3J’habite dans les livres. Je n’ai jamais su exactement ce qui m’a conduit à choisir leur présence permanente comme une nécessité, mais leur matière, leur empilement sur les tables, sur le sol, leur succession sur les étagères, sans souplesse, mais sans rigidité excessive, leur mesure donc, tout cela n’a jamais cessé de me procurer les émotions qui ont conditionné ma vie.

4Dans la sphère privée, la bibliothèque est le lieu de la collection. Il s’agit d’y accumuler, avec une obsession plus ou moins contenue, les assemblages de feuilles et de mots à lire et déjà lus, si possible à relire. Y voisinent donc le souvenir d’un plaisir et celui d’une déception ou d’un malaise, l’ajournement d’une rencontre, un oubli ou des objets égarés. Hétérogène, composite, l’ensemble imprévisible sera le reflet d’une construction identitaire. Le portrait y est surprenant, aux styles mêlés de réalisme, de bizarrerie et de monstruosité, de naïveté et d’académisme. Je me regarde dans cet agencement aux repères approximatifs – ma bibliothèque est toujours mal rangée –, où voisinent classements thématiques, productions d’éditeurs amis, intimes, livres à ranger, livres à lire de toute urgence, livres d’urgence ancienne encore inexplorés, livres à oublier. Je croise le souvenir des livres perdus, dans un déménagement, un voyage, prêtés, donnés et regrettés. Aujourd’hui tout ou presque se trouve, papier sur les sites de vente de livres anciens ou d’occasion, fichiers à télécharger en ligne, spécialisés, légaux ou illégaux. On en est presque à regretter le temps encore récent où seul le hasard d’un rayonnage de bouquiniste nous livrait l’objet d’un besoin ou d’une obsession avec un goût de victoire contre l’adversité. Le bout des doigts effleurant le clavier sur le site de Abebooks me fera-t-il retrouver l’émotion de ce samedi matin, voici vingt ans, où le désir inopiné de découvrir la première édition, rare, de L’espèce humaine de Robert Antelme s’assouvit à l’étal d’un bouquiniste de la place Saint-Étienne, provoquant une irrépressible bouffée d’angoisse devant l’abîme d’un hasard trop généreux. Je ne suis pas superstitieux, mais j’ai hérité de la peur des signes. Un effet de mon cerveau reptilien et de la vie de mes ancêtres dans les grottes.

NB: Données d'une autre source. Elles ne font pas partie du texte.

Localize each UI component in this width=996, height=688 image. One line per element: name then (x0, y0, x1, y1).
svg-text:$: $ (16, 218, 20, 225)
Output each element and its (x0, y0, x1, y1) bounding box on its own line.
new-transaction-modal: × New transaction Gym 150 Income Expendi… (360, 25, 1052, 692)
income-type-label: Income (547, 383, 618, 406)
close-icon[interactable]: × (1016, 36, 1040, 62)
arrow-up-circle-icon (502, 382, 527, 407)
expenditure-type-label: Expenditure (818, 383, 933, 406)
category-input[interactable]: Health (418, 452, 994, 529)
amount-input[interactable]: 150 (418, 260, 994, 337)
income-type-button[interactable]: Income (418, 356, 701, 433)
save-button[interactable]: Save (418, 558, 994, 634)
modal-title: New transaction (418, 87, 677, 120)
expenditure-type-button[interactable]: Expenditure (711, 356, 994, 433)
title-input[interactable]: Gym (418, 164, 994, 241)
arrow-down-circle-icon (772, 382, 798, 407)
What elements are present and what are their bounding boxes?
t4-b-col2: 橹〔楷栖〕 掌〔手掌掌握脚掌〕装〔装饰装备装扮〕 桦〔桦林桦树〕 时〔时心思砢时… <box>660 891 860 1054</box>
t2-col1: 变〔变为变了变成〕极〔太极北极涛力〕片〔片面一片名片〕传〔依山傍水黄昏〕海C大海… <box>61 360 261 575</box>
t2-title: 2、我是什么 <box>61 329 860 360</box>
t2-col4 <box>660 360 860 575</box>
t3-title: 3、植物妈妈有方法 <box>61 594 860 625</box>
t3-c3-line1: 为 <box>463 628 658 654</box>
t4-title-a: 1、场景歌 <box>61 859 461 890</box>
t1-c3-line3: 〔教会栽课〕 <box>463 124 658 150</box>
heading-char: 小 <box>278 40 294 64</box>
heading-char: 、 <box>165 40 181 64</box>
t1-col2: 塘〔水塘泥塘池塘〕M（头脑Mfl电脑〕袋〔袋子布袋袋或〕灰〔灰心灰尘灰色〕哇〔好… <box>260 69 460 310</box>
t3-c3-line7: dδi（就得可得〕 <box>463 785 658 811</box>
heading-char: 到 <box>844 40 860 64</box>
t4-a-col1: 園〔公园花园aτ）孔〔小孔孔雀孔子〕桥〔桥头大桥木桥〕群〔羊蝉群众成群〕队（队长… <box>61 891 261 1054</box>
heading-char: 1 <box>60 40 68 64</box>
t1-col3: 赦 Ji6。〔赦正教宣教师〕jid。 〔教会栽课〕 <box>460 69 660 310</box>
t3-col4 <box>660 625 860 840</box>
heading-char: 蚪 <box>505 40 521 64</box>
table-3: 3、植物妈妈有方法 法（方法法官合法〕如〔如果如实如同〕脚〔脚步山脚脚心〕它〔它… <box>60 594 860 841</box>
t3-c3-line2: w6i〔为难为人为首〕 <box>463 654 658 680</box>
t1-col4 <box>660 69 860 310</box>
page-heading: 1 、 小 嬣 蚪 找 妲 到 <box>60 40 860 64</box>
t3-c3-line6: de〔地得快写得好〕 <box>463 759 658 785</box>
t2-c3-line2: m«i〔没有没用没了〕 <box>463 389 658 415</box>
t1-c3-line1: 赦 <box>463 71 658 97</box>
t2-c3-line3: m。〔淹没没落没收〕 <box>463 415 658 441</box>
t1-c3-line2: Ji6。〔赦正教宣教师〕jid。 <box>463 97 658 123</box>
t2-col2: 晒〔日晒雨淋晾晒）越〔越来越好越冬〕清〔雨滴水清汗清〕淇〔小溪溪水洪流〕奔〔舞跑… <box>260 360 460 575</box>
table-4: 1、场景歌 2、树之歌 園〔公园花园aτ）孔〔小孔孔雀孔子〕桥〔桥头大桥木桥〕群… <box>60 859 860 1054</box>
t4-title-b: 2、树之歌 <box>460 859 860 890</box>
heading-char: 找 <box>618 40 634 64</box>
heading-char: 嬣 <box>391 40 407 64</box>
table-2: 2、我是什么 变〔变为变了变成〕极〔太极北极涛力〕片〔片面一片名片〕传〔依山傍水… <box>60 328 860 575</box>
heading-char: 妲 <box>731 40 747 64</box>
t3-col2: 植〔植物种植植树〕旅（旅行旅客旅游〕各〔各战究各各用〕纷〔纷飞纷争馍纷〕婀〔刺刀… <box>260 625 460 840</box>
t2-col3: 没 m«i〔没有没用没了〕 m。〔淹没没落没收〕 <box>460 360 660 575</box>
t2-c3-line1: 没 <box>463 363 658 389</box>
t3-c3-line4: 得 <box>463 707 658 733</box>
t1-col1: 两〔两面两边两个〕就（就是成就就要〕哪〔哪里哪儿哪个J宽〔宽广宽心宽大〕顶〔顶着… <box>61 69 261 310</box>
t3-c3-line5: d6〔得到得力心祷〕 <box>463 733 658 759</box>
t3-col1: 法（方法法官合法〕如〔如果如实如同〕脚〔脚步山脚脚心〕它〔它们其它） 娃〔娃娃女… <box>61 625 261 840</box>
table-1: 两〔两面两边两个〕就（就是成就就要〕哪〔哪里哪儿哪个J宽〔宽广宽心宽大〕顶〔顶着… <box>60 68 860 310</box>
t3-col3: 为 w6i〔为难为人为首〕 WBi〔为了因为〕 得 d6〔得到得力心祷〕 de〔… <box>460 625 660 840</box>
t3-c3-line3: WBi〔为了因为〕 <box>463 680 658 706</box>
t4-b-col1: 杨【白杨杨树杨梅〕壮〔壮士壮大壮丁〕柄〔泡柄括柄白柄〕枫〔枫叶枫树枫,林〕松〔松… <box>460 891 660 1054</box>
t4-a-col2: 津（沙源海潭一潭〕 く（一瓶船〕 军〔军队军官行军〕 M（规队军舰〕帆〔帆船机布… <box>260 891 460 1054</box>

5La bibliothèque reste le lieu paradoxal de la raison et des divagations. La mélancolie du lecteur s’y dissout et s’y régénère, dans le travail lent d’une appropriation, suivi d’un abandon désiré et aussitôt regretté. Comment comprendre ce mouvement d’accélération dans la lecture qui, dans la jouissance de la fin, revêt le masque d’une mort symbolique ? Et encore, à l’âge qui est le nôtre, aucun sentiment ne viendra remplacer la tristesse infinie qui s’est emparée de nous, jeunes gens, pris au piège du roman. Je me souviens de la lecture de Balzac, plus encore de celle de Dostoïevski, de Nabokov ou de Thomas Hardy. Le souvenir de l’exaltation me poursuit dans cette habitation de mes anciennes lectures, et le sentiment de la chose perdue m’opprime délicatement. Mon corps pèse plus encore dans le fauteuil d’entre les livres où il m’arrive de le loger. Il faut le lever pour retrouver le temps présent, et la société qui s’y débat, la maisonnée, l’intimité partagée. Quittant ce séjour de papier, je me demande à qui se destineront ces objets venus de la librairie, des amis écrivains, éditeurs, de mes dimanches de chine. Ces dimanches passés à accumuler quelques éléments tirés de la vente probable d’une bibliothèque ou d’une autre. Survient alors l’image de la mort, celle de la dispersion de cette production solitaire, au partage incertain, aux allures névrotiques. Qui voudrait hériter de ces égarements du cœur et de l’esprit, vestiges d’une vie. Telle est la question. J’attends des livres qu’ils contribuent à la réalisation de mon « impératif catégorique ». Face à ce projet, personnel, d’une construction de soi avec eux, leur transmission s’avèrera heureusement relative. À chacun de mes enfants de construire ainsi son propre reflet dans la compilation des éléments qu’il aura choisis pour sa progressive composition. Il reste à espérer l’héritage d’une impalpable inclination pour eux. Cette inclination qui engendra, il y a plus de trente ans, la vocation qui fut la mienne. Et ouvrit à la sphère publique un goût fasciné et respectueux pour les livres, creuset de toutes les formes de création, littéraire, artistique, scientifique. Nous quittions alors avec regret des années qui voyaient l’espace politique et intellectuel saturé par la chose écrite, revues, livres, journaux.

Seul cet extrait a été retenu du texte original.